My Turn: Imagine a brand new inclusive, advanced Greenfield library

To build our city’s economic base, this is the building in which we should be investing

  • JABLON

  • Greenfield Public Library’s front entrance, with a banner announcing the grant from the Massachusetts Board of Library Commissioners. Dan Desrochers/STAFF PHOTO

Published: 8/9/2018 3:59:44 PM

For many of my neighbors, the excitement of imagining a new library in Greenfield exceeds even mine. When they heard about the $9.38 million grant from the state that would cover more than half of the cost, they didn’t imagine just a new library for themselves. Instead, they began to imagine any library accessible to them.

Recently I was astounded when I heard a couple of people in town question if we need a new library building. So, I informally surveyed my closest 10 neighbor’s households. In these, three people with limited mobility can’t climb the current library’s front steps. Nor can they get to the basement door, as the nearest someone to assist is 71 feet away. In order to get in, they would need to traverse a fairly rugged incline, rain, and ice and snow in the winter.

Another two households have children in strollers, whose parents have nowhere safe to put their strollers when they use the rear basement entrance. Neither of these situations can be remedied since Greenfield’s current library, built as a residence in the 18th century, is now on the Historic Register and cannot be modified.

Also among my neighbors are four preteens and teens, who unlike their peers in every other place where I have lived previously to Greenfield, don’t have a dedicated room for their materials. There is so little room in the current building that there’s only a half row of books for each of these age groups. Worse yet, if they live in a noisy household and need a quiet place in the library to do their homework, separate from checkout counters and computer users, it’s not available due to space limitations.

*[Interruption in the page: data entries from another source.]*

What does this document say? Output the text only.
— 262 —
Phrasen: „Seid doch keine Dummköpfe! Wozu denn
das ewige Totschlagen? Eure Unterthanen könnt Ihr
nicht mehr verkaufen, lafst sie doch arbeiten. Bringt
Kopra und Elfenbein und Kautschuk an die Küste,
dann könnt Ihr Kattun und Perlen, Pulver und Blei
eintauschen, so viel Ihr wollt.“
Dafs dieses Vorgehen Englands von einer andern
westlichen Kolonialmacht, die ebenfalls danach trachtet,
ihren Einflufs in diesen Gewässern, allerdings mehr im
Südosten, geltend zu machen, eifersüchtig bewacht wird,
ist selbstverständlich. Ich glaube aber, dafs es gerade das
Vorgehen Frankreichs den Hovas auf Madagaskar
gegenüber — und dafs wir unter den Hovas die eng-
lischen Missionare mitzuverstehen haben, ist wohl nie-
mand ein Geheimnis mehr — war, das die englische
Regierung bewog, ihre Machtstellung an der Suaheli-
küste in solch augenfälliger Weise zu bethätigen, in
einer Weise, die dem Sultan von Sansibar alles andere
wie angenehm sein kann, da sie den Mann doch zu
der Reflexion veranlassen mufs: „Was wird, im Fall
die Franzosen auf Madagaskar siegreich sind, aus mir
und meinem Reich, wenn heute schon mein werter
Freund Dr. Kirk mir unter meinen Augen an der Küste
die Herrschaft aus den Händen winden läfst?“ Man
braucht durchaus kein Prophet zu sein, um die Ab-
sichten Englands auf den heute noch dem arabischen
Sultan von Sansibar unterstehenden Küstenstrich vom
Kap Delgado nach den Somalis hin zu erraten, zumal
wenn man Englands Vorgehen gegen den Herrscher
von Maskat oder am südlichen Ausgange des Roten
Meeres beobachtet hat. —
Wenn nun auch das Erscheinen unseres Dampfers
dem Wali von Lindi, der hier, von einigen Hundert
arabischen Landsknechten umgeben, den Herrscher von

Our library is the most used municipal building in our city with over 500 patrons a day — over 161,000 visitors in fiscal year 2018. It serves a broad cross-section of our city and county populations who come to create, read, learn and write. People get assistance with technology including computers, the internet, printers and also reference materials as they search for jobs at all levels of the economic spectrum. I recently calculated that the materials I regularly borrowed in a given year — it would’ve cost me over $4,200 if I needed to purchase them.

Unlike other city agencies, the library has a public service return on investment of $5.70 for every Greenfield tax dollar invested. The Greenfield Public Library saved our citizens over $4.9M in FY2018. Just imagine what a new facility could do for our community.

As we try to attract companies to invest in Greenfield, the first two amenities they seek for their employees are schools and libraries for their children and themselves. When I moved to Greenfield 15 years ago, my young kids used the library until they reached 5th grade. After that point, it was no longer an inviting place for them. Instead they used other towns’ libraries that offered them so much more. If we want to build our economic base, this is the building we need to invest in, just as we did with our amazing new high school.

Beyond our economic goals, libraries throughout the history of our country, state and city have provided a forum for our citizens to create their vision for their communities. In addition to researching new ideas for its citizens to consider, it provides a place for daily dialogue about envisioning our futures, dialogues based on the immense human knowledge and achievement that our libraries hold. The new building will not only offer better, spacious and comfortable facilities for workshops and forums, but also smaller study rooms, tutoring spaces and informal networking spaces for you and your fellow community members.

In addition to increased accessibility, the new building will also provide library youth service rooms where families can engage in learning activities and help their children develop cognitive, motor, social and executive function skills, which have lifelong effects that boost academic achievement and job success. The pre-teen and teen section of the library will allow them to team-up or work individually to learn computer coding, robotics, math, engineering and other technology skills. This is in addition to the incredibly expanded array of books, literary and artistic activities, as well as environmental and other research materials. It will be a wonderfully creative place for teens to congregate and learn after school and on weekends.

Adults will no longer have to wait in line to use computers and printers or to find quiet spaces to work. There will be many more shelves for books, videos and audio books for you to peruse in numerous comfortable, well-lit open rooms. Restrooms won’t necessarily need to be locked, as they are currently, because they are squirreled away in an inaccessible basement. My neighbors will be able to be dropped off 6 feet from the front door, along with disabled people, and parents with strollers. Our new library will be inclusive rather than exclusive.

So to answer those asking if we need a new library, I say, how could we NOT build a new library that serves everyone? Especially when the state is matching our contribution more than dollar for dollar. As a taxpayer, I want my city councilors to vote for this project.

Paul Jablon is co-chair of the Friends of the Greenfield Public Library.